L’intercettazione è del 13 giugno 2008. Due affiliati colloquiano e conteggiano: «Cecè, vedi che siamo 500 uomini qua: ci sono venti “locali”». Il dato numerico è impressionante: la ’ndrangheta ha impiantato venti «locali», ossia venti cosche in Lombardia. Non solo a Milano e Pavia, ma anche nell’hinterland metropolitano, in cittadine come Seregno, in Brianza, e Canzo, provincia di Como. Saldamente legate alle case madri in Calabria. Perché ogni tentativo autonomista è stato frantumato e l’onta lavata con il sangue.

È l’agosto 2007 quando Carmelo Novella diventa il capo della «Lombarda», tanto potente da osare l’inosabile. Vorrebbe emanciparsi, affrancarsi dai capi che comandano dalla Calabria. Il 14 luglio 2008 due sicari arrivati in Kawasaki lo freddano nel bar Combattenti e Reduci di San Vittore Olona. Morto Novella viene nominato un reggente. È Giuseppe Neri, l’«avvocato Pino», calabrese di Giffone, nel Reggino. Avvocato lo è davvero e titolare di uno studio di consulenza a Pavia. Da lì, scrivono i magistrati, tesse «una rete relazionale che lo porta a interfacciarsi con politici, imprenditori, liberi professionisti».

È il nuovo corso. Quelli che i carabinieri di Monza filmano fra il 2007 e il 2009 sono autentici summit. Il più importante si svolge il 31 ottobre 2009 al centro per anziani Falcone e Borsellino di Paderno Dugnano, organizzazione meticolosa curata da Vincenzo Mandalari di Bollate, due rappresentanti per ogni «locale» chiamati a eleggere il nuovo «mastro generale». È Neri a proporre il nome del suo successore: Pasquale Zappia.

Nel luglio 2010 i 305 arresti dell’operazione «Infinito» disarticolano la strutta regionale e svelano il nuovo volto della ’ndrangheta calabro-lombarda: rivestita con il doppiopetto, aspetto perbenista. Attività imprenditoriali, ambizioni politiche. Altro che infilitrazioni. L’operosa Lombardia ha aperto le porte ai clan, ne ha assunto, aiutato, spesso riverito gli uomini, da Milano alla cattolicissima Brianza, fin sotto il Resegone. Appalti, mattoni, usura.

C’è arrembaggio di Expo, ma anche dei lavori per la succursale del tribunale di Milano o per la variante della statale dello Stelvio, ci sono ospedali e interi quartieri all’ombra della Madonnina. È la fotografia impressionante di una società civile inquinata, quando non collusa, con il potere mafioso. Fragorosi i contraccolpi, anche politici. A Desio, dopo tre assessori, si dimettono sei consiglieri della Lega e sedici della minoranza.

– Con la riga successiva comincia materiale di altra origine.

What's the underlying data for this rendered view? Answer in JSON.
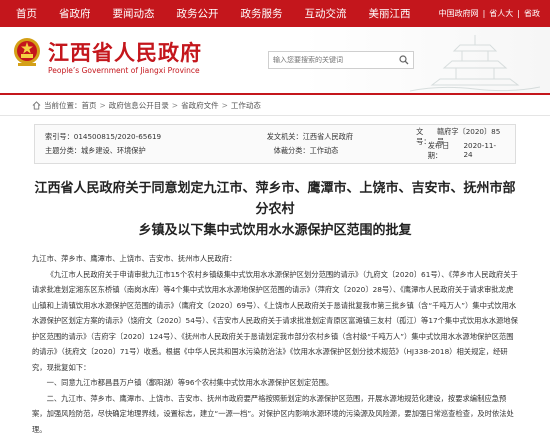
{
  "nav": {
    "items": [
      "首页",
      "省政府",
      "要闻动态",
      "政务公开",
      "政务服务",
      "互动交流",
      "美丽江西"
    ],
    "right": [
      "中国政府网",
      "|",
      "省人大",
      "|",
      "省政"
    ]
  },
  "header": {
    "title": "江西省人民政府",
    "subtitle": "People’s Government of Jiangxi Province",
    "search_placeholder": "输入您要搜索的关键词"
  },
  "breadcrumb": [
    "首页",
    "政府信息公开目录",
    "省政府文件",
    "工作动态"
  ],
  "meta": {
    "rows": [
      [
        [
          "索引号：",
          "014500815/2020-65619"
        ],
        [
          "",
          ""
        ],
        [
          "发文机关：",
          "江西省人民政府"
        ],
        [
          "文号：",
          "赣府字〔2020〕85号"
        ]
      ],
      [
        [
          "主题分类：",
          "城乡建设、环境保护"
        ],
        [
          "",
          ""
        ],
        [
          "体裁分类：",
          "工作动态"
        ],
        [
          "发布日期：",
          "2020-11-24"
        ]
      ]
    ]
  },
  "document": {
    "title_line1": "江西省人民政府关于同意划定九江市、萍乡市、鹰潭市、上饶市、吉安市、抚州市部分农村",
    "title_line2": "乡镇及以下集中式饮用水水源保护区范围的批复",
    "addressee": "九江市、萍乡市、鹰潭市、上饶市、吉安市、抚州市人民政府：",
    "paragraphs": [
      "《九江市人民政府关于申请审批九江市15个农村乡镇级集中式饮用水水源保护区划分范围的请示》（九府文〔2020〕61号）、《萍乡市人民政府关于请求批准划定湘东区东桥镇（南岗水库）等4个集中式饮用水水源地保护区范围的请示》（萍府文〔2020〕28号）、《鹰潭市人民政府关于请求审批龙虎山镇和上清镇饮用水水源保护区范围的请示》（鹰府文〔2020〕69号）、《上饶市人民政府关于恳请批复我市第三批乡镇（含“千吨万人”）集中式饮用水水源保护区划定方案的请示》（饶府文〔2020〕54号）、《吉安市人民政府关于请求批准划定青原区富滩镇三友村（孤江）等17个集中式饮用水水源地保护区范围的请示》（吉府字〔2020〕124号）、《抚州市人民政府关于恳请划定我市部分农村乡镇（含村级“千吨万人”）集中式饮用水水源地保护区范围的请示》（抚府文〔2020〕71号）收悉。根据《中华人民共和国水污染防治法》《饮用水水源保护区划分技术规范》（HJ338-2018）相关规定，经研究，现批复如下：",
      "一、同意九江市都昌县万户镇（鄱阳湖）等96个农村集中式饮用水水源保护区划定范围。",
      "二、九江市、萍乡市、鹰潭市、上饶市、吉安市、抚州市政府要严格按照新划定的水源保护区范围，开展水源地规范化建设，按要求编制应急预案，加强风险防范，尽快确定地理界线，设置标志，建立“一源一档”。对保护区内影响水源环境的污染源及风险源，要加强日常巡查检查，及时依法处理。"
    ]
  }
}
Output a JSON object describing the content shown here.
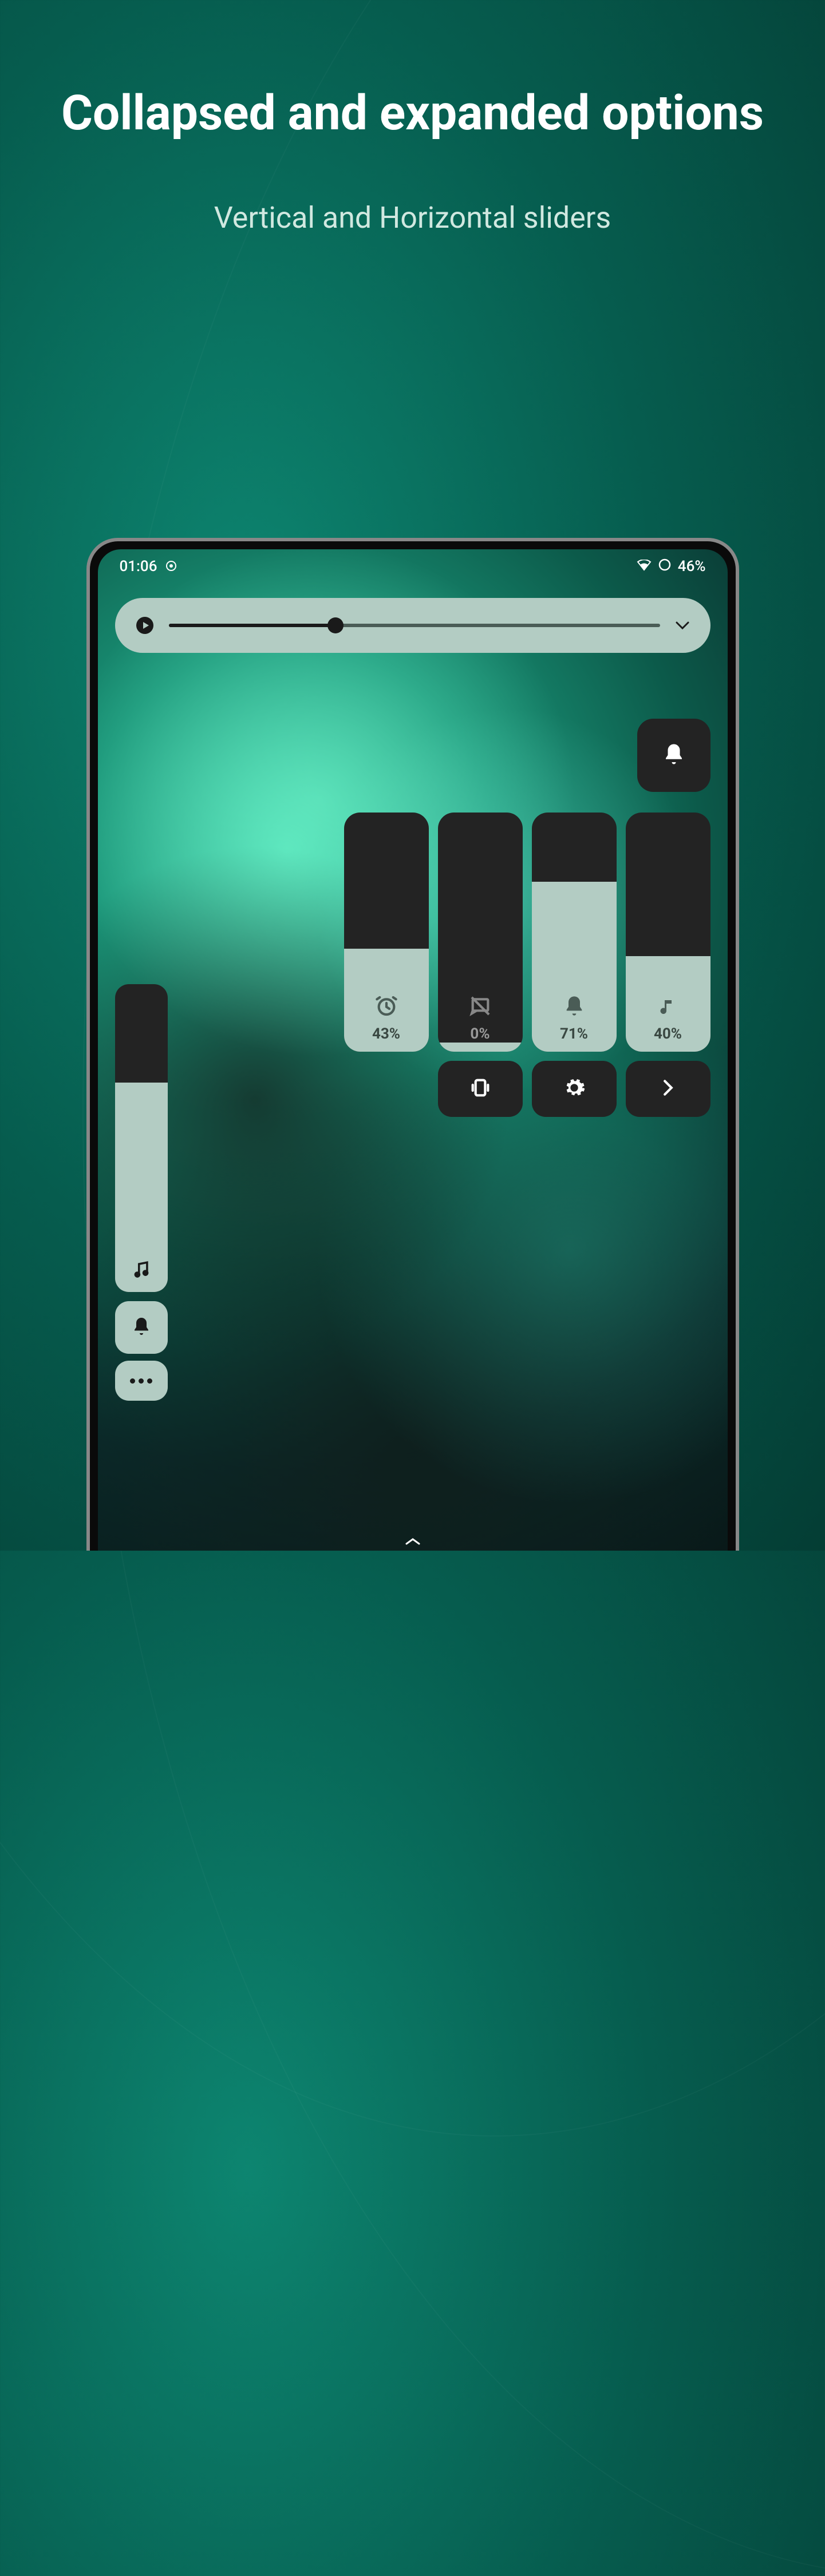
{
  "title": "Collapsed and expanded options",
  "subtitle": "Vertical and Horizontal sliders",
  "status": {
    "time": "01:06",
    "battery": "46%"
  },
  "horizontal_slider": {
    "position_pct": 34
  },
  "vertical_sliders": [
    {
      "icon": "alarm-icon",
      "value_pct": 43,
      "label": "43%"
    },
    {
      "icon": "chat-off-icon",
      "value_pct": 0,
      "label": "0%"
    },
    {
      "icon": "bell-icon",
      "value_pct": 71,
      "label": "71%"
    },
    {
      "icon": "music-note-icon",
      "value_pct": 40,
      "label": "40%"
    }
  ],
  "actions": [
    {
      "name": "vibrate-button",
      "icon": "vibrate-icon"
    },
    {
      "name": "settings-button",
      "icon": "settings-icon"
    },
    {
      "name": "next-button",
      "icon": "chevron-right-icon"
    }
  ],
  "collapsed": {
    "slider_pct": 68
  }
}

E si sale, nell’empireo politico. Ha un nome che potrebbe ricordare una favola, «Grillo», l’operazione che nell’ottobre dello scorso anno porta in carcere Domenico Zambetti, assessore regionale Pdl alla Casa, e altri ventinove. Zambetti è accusato di avere chiesto voti alle cosche storiche del Nord dei Barbaro-Papalia e dei Morabito-Palamara-Bruzzaniti, pagando almeno 4.000 voti con 200mila euro versati in tre rate. La stessa indagine costa tre mesi di arresti domiciliari a Alfredo Celeste, sindaco Pdl di Sedriano.